Ann Pettiford Medley grew up in Greenfield, Ohio. She and her husband, Cecil Medley, raised five children and worked in the catering and food services field. It was her daughter Patti Jo Harding who began to research the family history and enlisted the help of her cousin Diana Redman and Getting Word consultant Beverly Gray. Mother and daughter were present at Getting Word’s first interview in Chillicothe in 1993. Ann Medley remembers Sunday visits to her grandmother Anna Young Pettiford, some of whose siblings passed into the white world, cutting ties with the family.
Families
Annette Woodson Roberts
Mabel Hall Middleton
Mabel Hall Pittman Middleton, writer and teacher, grew up in Lexington, Virginia. After serving in the Women’s Army Corps in World War II and graduating from Fisk University, she taught English in Mississippi. She obtained her doctorate from Southern Illinois University and chaired the English Department at Jackson State University. She was appointed to the Mississippi Humanities Council in 2000.
Dr. Middleton, who married and had three children, heard from her family of her connection to Monticello but did not hear of her ancestor Brown Colbert’s emigration to Liberia.
Janie Trent Mosley
The Trent sisters—Janie Mosley, Omega Calimese, and Bertha Harmon—are descended from Betsy Hemmings through both their maternal and paternal lines.
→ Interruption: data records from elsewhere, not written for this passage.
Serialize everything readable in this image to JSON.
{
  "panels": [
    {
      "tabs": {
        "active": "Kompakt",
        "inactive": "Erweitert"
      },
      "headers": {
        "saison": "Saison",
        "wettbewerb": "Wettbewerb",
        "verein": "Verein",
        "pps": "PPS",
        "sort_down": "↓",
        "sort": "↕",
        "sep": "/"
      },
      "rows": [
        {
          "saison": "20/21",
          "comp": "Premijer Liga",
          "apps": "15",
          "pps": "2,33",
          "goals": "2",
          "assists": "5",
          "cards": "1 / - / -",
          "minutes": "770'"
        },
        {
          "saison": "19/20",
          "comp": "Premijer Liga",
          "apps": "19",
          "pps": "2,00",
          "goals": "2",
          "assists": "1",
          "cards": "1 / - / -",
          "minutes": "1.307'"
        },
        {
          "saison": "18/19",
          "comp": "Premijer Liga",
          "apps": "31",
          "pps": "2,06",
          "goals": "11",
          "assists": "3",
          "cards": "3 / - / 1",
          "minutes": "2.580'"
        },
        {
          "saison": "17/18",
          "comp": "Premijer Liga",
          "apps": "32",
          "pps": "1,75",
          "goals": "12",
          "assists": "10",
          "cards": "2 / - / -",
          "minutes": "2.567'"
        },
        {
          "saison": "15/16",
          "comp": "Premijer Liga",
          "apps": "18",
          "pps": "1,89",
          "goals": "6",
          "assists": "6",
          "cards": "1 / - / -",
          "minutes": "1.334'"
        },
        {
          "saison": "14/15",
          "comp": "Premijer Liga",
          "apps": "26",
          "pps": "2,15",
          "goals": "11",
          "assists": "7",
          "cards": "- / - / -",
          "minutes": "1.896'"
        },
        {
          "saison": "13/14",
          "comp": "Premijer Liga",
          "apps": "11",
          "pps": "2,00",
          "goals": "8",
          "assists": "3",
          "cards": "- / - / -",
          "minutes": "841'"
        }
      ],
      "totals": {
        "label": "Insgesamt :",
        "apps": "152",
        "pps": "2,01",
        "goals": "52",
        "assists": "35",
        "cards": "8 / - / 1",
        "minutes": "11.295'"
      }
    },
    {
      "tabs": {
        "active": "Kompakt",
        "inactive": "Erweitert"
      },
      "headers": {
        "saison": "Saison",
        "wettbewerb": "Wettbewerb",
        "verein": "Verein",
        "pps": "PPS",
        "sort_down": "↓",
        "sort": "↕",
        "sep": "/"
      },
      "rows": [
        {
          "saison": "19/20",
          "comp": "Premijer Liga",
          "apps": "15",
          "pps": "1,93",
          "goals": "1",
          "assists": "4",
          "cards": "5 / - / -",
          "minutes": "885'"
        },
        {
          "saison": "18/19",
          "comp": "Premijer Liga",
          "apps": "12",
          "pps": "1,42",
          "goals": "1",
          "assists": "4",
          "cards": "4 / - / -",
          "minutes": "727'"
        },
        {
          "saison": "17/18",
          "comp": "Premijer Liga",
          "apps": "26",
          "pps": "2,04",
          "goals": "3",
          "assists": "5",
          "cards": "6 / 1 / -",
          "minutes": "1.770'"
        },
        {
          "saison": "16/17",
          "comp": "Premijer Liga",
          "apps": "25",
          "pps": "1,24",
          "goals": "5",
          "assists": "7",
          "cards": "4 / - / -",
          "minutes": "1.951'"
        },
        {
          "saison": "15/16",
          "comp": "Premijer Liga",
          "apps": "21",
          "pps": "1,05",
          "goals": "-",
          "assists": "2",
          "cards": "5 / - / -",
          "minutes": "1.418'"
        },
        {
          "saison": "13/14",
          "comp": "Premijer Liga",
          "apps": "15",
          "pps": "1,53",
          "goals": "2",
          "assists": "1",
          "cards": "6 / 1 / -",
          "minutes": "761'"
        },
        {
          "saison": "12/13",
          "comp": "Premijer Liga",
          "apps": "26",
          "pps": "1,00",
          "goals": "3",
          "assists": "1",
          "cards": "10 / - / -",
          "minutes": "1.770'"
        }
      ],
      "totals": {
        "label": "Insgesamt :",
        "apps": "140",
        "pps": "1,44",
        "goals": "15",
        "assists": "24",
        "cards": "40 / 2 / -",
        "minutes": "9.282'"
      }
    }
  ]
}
They heard the history of their connection to Monticello from their aunt Lucy Ann Trent, who was a teacher. Their grandparents, who purchased a Buckingham County farm in freedom, lost two of their sons in a West Virginia mine accident at the end of the nineteenth century. As Bertha Harmon said, they have a “strong willed, hard working, loving family,” a family that has always tried “to do the right thing, to try to help people that needed help and strive for the best.
Zeta Brown Nichols
Zeta Brown Nichols grew up in Keswick, just east of Charlottesville. She shared memories of life in the area in the 1940s and 50s. Like many others in the Hern family, she became a teacher, initially in a one-room schoolhouse in western Albemarle County and later at Albemarle Training School. She learned of her connection to Monticello from her aunt Martha Hearns Boston, also a teacher.